At the level of the World Championships and Olympic Games, Hartung was never quite a standout individual star, but his consistency and dependability helped ensure results of historic proportions for his USA team at both of those levels of competition. At the 1979 World Championships in Fort Worth, Texas, his 12-event total of 116.20 was the 3rd highest on his 6-person team which was a crucial part of helping ensure that his USA team won their first-ever World Championship team medal. Also, at the 1981 World Championships, his 12-event total of 115.75 placed him 3rd on his 5-member team and at the 1983 World Championships, his 12-event total of 116.40 placed him 4th on his 6-member team. The culmination of his career was, of course, at the 1984 Los Angeles Summer Olympics where he helped his team to their historic Gold medal with his trademark consistency and dependability by logging, among his 12 performances, no score lower than a 9.7 - a feat shared, on his team, only by Bart Conner and Peter Vidmar.

Post-competitive career and later life

After gymnastics, Hartung became a high-level gymnastics judge. From 1988 until at least 2007, he was a coach of the USA National team. From 2006, he was an assistant coach of the men's gymnastics team at the University of Nebraska–Lincoln.
Hartung died at his home in Lincoln, Nebraska, on January 10, 2026, at the age of 65. His death, due to heart attack, was preceded by a 15 year battle with neck cancer that eventually claimed his voice due to the damage it inflicted upon his esophagus and lungs, which fact he transcended within his coaching career. He initially felt the cancerous bump during the 2010 World Championships and was diagnosed days later.
He was preceded in death by both of his parents and is survived by all of his siblings and children and his former wife Lisa.

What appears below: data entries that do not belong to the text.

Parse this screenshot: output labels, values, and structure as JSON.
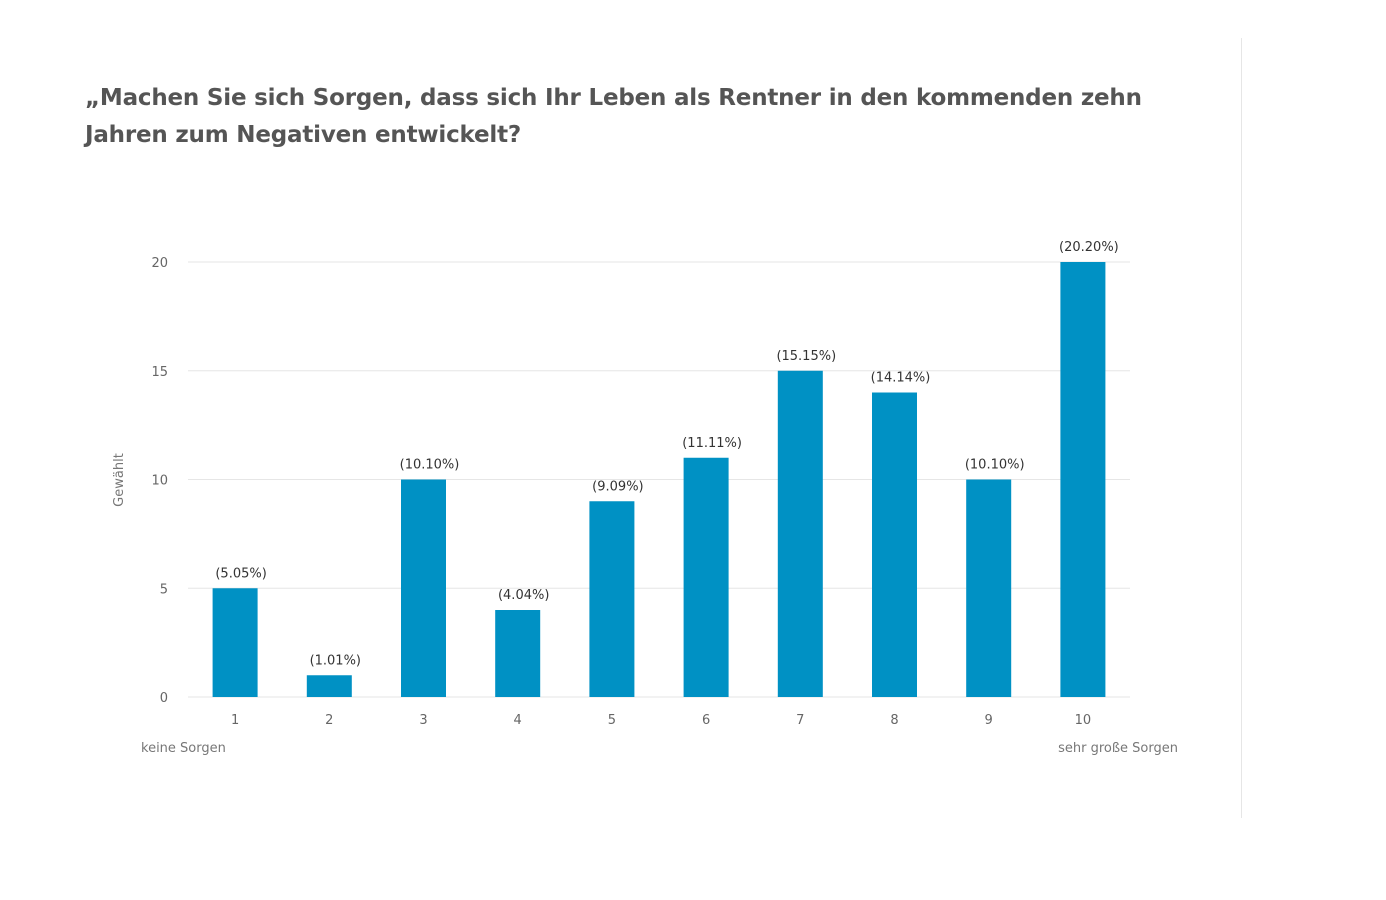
{
  "chart_data": {
    "type": "bar",
    "title": "„Machen Sie sich Sorgen, dass sich Ihr Leben als Rentner in den kommenden zehn Jahren zum Negativen entwickelt?",
    "categories": [
      "1",
      "2",
      "3",
      "4",
      "5",
      "6",
      "7",
      "8",
      "9",
      "10"
    ],
    "values": [
      5,
      1,
      10,
      4,
      9,
      11,
      15,
      14,
      10,
      20
    ],
    "data_labels": [
      "(5.05%)",
      "(1.01%)",
      "(10.10%)",
      "(4.04%)",
      "(9.09%)",
      "(11.11%)",
      "(15.15%)",
      "(14.14%)",
      "(10.10%)",
      "(20.20%)"
    ],
    "ylabel": "Gewählt",
    "xlabel_left": "keine Sorgen",
    "xlabel_right": "sehr große Sorgen",
    "yticks": [
      0,
      5,
      10,
      15,
      20
    ],
    "ylim": [
      0,
      20
    ],
    "grid": true,
    "color": "#0091c4"
  }
}
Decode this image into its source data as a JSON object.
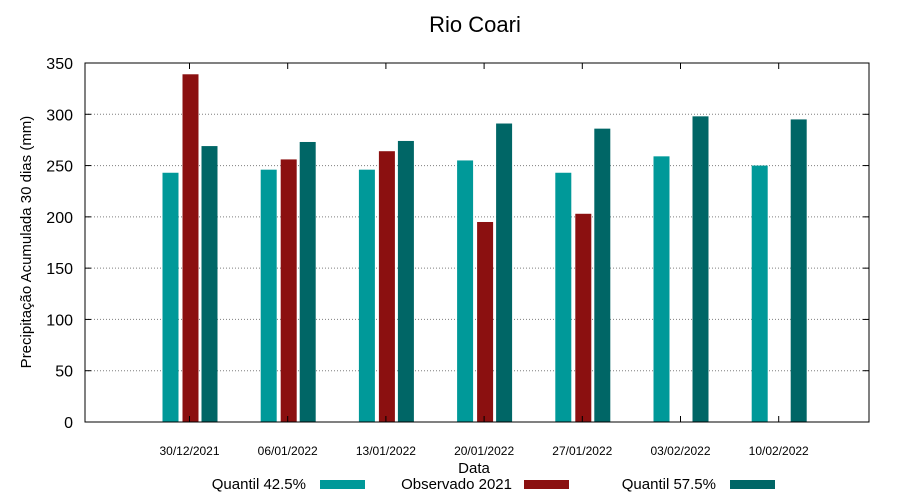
{
  "chart_data": {
    "type": "bar",
    "title": "Rio Coari",
    "xlabel": "Data",
    "ylabel": "Precipitação Acumulada 30 dias (mm)",
    "ylim": [
      0,
      350
    ],
    "yticks": [
      0,
      50,
      100,
      150,
      200,
      250,
      300,
      350
    ],
    "grid": "horizontal dotted",
    "legend_placement": "bottom",
    "categories": [
      "30/12/2021",
      "06/01/2022",
      "13/01/2022",
      "20/01/2022",
      "27/01/2022",
      "03/02/2022",
      "10/02/2022"
    ],
    "series": [
      {
        "name": "Quantil 42.5%",
        "color": "#009999",
        "values": [
          243,
          246,
          246,
          255,
          243,
          259,
          250
        ]
      },
      {
        "name": "Observado 2021",
        "color": "#8b1010",
        "values": [
          339,
          256,
          264,
          195,
          203,
          null,
          null
        ]
      },
      {
        "name": "Quantil 57.5%",
        "color": "#006666",
        "values": [
          269,
          273,
          274,
          291,
          286,
          298,
          295
        ]
      }
    ]
  }
}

Accolades, awards and honors

Within a couple of days after Hartung’s death, the University of Nebraska’s Athletics department memorialized him in an official statement by saying "Jim is a true Husker legend and his impact on the sport of gymnastics will carry on for decades to come." Chuck Chmelka, Head Coach for the University of Nebraska's head gymnastics coach at the time of his death, said "He was the toughest man I knew".
Hartung entered the U.S. Gymnastics Hall of Fame as a member of the gold medal Olympic team in 1984 and then in 1997 as an individual. In 2006, he and his 1984 teammates were inducted into the U.S. Olympic Hall of Fame. Hartung was inducted into the Nebraska High School Hall of Fame in its very first year.. He was also a member of the Nebraska Athletics Hall of Fame, and was a part of the first College Gymnastics Association Hall of Fame Class in 2024.